El gobernador Joaquín Díaz Mena sostuvo una reunión de trabajo con el director general de la Comisión Nacional del Agua (Conagua), Efraín Morales López, para avanzar en la definición técnica y presupuestal de las obras hídricas del Plan Bienestar Metropolitano.
El encuentro se realizó en la Ciudad de México y tuvo como objetivo revisar los proyectos prioritarios, sus etapas de ejecución, la combinación de recursos federales y estatales y el acompañamiento técnico necesario.

Entre las metas se encuentran mejorar el suministro y la presión del agua potable, ampliar el saneamiento y fortalecer la protección del acuífero de Yucatán.
El Plan Bienestar Metropolitano contempla una inversión global de 4 mil 490.9 millones de pesos durante los próximos tres años para atender los sistemas de agua, movilidad y seguridad en Mérida y su zona metropolitana.
En esta región reside 57.1 por ciento de la población de Yucatán. Para agua potable y saneamiento se prevé una inversión de mil 813.5 millones de pesos.
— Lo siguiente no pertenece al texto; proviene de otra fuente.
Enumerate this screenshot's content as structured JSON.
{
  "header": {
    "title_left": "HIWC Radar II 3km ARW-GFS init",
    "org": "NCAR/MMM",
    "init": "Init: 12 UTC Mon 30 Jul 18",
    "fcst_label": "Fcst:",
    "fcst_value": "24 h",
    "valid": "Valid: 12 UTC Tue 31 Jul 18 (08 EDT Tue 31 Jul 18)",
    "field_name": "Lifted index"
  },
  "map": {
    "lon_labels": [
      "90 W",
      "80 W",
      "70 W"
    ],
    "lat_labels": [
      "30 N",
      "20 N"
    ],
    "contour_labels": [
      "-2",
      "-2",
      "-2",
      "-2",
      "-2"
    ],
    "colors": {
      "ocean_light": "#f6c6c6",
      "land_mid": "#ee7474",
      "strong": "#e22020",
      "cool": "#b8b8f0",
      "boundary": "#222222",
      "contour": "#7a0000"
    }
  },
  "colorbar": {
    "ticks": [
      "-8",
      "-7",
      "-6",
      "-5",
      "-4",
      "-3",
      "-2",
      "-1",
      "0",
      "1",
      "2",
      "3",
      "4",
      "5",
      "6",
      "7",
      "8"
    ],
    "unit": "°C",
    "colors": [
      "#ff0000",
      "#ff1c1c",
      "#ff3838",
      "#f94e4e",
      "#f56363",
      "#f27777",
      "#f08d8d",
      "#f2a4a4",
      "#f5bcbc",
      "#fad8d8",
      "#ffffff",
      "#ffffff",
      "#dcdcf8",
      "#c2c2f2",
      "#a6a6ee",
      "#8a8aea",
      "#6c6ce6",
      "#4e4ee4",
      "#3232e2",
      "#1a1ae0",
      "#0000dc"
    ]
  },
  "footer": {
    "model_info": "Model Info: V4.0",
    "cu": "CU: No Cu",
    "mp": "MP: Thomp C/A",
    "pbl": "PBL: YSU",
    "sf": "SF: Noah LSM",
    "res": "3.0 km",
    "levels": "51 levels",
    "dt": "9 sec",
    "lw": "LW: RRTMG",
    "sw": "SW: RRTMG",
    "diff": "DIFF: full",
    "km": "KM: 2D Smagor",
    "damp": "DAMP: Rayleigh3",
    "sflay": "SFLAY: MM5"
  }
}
Entre las obras contempladas está la rehabilitación integral de las plantas potabilizadoras Mérida I y Mérida II, además de la sectorización de las redes de distribución y la modernización de equipos electromecánicos.
Las intervenciones permitirían recuperar 400 litros de agua por segundo y atender a 123 colonias que actualmente presentan baja presión o intermitencia en el servicio.
También se plantea ampliar la cobertura del sistema de agua potable de 442 mil a más de 596 mil viviendas.
En materia de saneamiento, se contempla construir plantas de tratamiento de aguas residuales en Cielo Alto, Caucel 1 y Caucel 2, con el objetivo de reducir afectaciones al acuífero, principal fuente de abastecimiento de la región.
El plan fue elaborado a partir de 16 mesas de participación ciudadana, en las que se recibieron 34 mil 631 aportaciones.

Más de 95 por ciento de las personas participantes consideró necesario ampliar y mejorar el sistema de agua potable y el tratamiento de aguas residuales, por lo que el tema hídrico quedó entre las principales prioridades planteadas.
La agenda también contempla establecer una estrategia hídrica de largo plazo para atender las necesidades de Mérida, sus municipios conurbados y comunidades urbanas y rurales con rezagos en infraestructura y servicios básicos.